Cognitive behavioral therapy or counseling

Cognitive behavioral therapy (CBT) is used for a range of conditions, including depression, anxiety, panic attacks, and tinnitus. CBT targets the patient’s thoughts and behaviors. Ideally, CBT results in a change in thought patterns and subsequent attenuation of the symptoms. In the case of tinnitus, relaxation techniques can divert the attention from the noise to other stimuli. It’s similar to the counseling part of TRT.

While counseling can improve the negative perception of tinnitus, the effect appears to be more significant when patients also use a hearing aid. A small 2022 study showed that tinnitus patients who were fitted with hearing aids and received TRT counseling (developed by Dr. Jastreboff), experienced more tinnitus relief than people who received counseling only.

White noise machines and masking devices

A white noise machine with six programs, volume control, night light, and a timer; this can more effectively treat tinnitus than hearing aids if the users tinnitus manifests above 8kHz.
Amazon A white noise machine can help you find sleep more quickly.

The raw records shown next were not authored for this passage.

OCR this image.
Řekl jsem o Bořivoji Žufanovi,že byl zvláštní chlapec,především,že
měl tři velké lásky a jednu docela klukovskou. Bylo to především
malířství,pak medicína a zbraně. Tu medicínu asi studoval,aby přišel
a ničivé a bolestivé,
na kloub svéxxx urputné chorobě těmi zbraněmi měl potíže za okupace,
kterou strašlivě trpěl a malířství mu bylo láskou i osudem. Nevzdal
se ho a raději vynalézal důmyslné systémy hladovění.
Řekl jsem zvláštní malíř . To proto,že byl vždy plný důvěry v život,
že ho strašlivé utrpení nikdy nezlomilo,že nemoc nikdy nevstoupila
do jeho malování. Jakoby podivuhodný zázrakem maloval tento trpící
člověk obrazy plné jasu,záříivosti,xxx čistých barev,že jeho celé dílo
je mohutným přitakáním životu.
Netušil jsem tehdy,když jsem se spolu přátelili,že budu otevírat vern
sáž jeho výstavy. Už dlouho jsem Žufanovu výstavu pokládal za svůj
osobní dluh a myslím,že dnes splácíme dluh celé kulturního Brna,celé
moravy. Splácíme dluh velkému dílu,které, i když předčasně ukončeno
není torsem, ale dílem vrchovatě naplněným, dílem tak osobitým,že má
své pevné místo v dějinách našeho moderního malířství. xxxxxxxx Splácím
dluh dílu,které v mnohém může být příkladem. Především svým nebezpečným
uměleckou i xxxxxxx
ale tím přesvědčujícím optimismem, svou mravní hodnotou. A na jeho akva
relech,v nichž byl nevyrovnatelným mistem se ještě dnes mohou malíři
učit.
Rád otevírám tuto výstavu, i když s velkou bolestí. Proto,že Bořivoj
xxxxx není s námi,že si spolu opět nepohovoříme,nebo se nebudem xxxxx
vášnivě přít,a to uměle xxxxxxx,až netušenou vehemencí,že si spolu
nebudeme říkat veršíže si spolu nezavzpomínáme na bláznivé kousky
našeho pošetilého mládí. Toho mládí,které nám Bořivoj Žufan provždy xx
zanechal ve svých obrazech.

White noise is commonly used to drown out or mask tinnitus. Depending on your tinnitus frequency, similar noises, such as nature or ambient sounds, can also be effective. With the right app, such as ReSound Relief, your phone can be a white or ambient noise machine. You can also find earbud-style tinnitus maskers or radio-like white noise machines, such as the one shown above. These masking devices can cover the full sound spectrum.

Meditation

Like TRT and CBT, you can train your mind to focus on something other than the tinnitus through meditation to bring relief. As your attention shifts away from the tinnitus, the noise becomes less of a distraction, and it might even quiet down over time.

The best thing you can do to prevent tinnitus or its progression is to prevent (further) hearing loss. Buying a pair of noise canceling headphones might be a first step.

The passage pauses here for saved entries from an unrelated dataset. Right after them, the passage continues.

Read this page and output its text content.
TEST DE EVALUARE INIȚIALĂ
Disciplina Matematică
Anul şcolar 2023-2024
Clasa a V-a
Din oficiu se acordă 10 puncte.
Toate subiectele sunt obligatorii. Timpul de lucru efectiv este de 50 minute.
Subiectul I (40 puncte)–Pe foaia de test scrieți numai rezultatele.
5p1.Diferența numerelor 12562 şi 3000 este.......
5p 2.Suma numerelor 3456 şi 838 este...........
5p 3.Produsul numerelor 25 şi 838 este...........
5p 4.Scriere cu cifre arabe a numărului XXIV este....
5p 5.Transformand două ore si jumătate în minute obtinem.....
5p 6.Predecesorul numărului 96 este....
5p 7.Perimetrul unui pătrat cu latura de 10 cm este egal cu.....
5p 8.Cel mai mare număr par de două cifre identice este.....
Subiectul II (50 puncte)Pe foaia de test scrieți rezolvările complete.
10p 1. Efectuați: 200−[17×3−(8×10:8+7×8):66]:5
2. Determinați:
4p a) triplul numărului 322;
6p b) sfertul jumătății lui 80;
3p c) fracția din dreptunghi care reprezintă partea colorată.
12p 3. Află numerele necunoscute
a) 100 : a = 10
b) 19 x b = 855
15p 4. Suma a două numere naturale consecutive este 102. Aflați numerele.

Frequently Asked Questions

If you’re wondering whether you have hearing loss, you should take a hearing test. You can start with an online hearing screener. Stat with this tone-based hearing screener, developed by a sound engineer, then follow-up with these speech-based tests, developed by an audiologist. If the results indicate that you have hearing loss or issues with speech comprehension when noise is present, follow up with a thorough in-person hearing test and examination by an audiologist. Your health insurance may cover this expense. You can also get a free professional hearing test at a Costco Hearing Aid Center.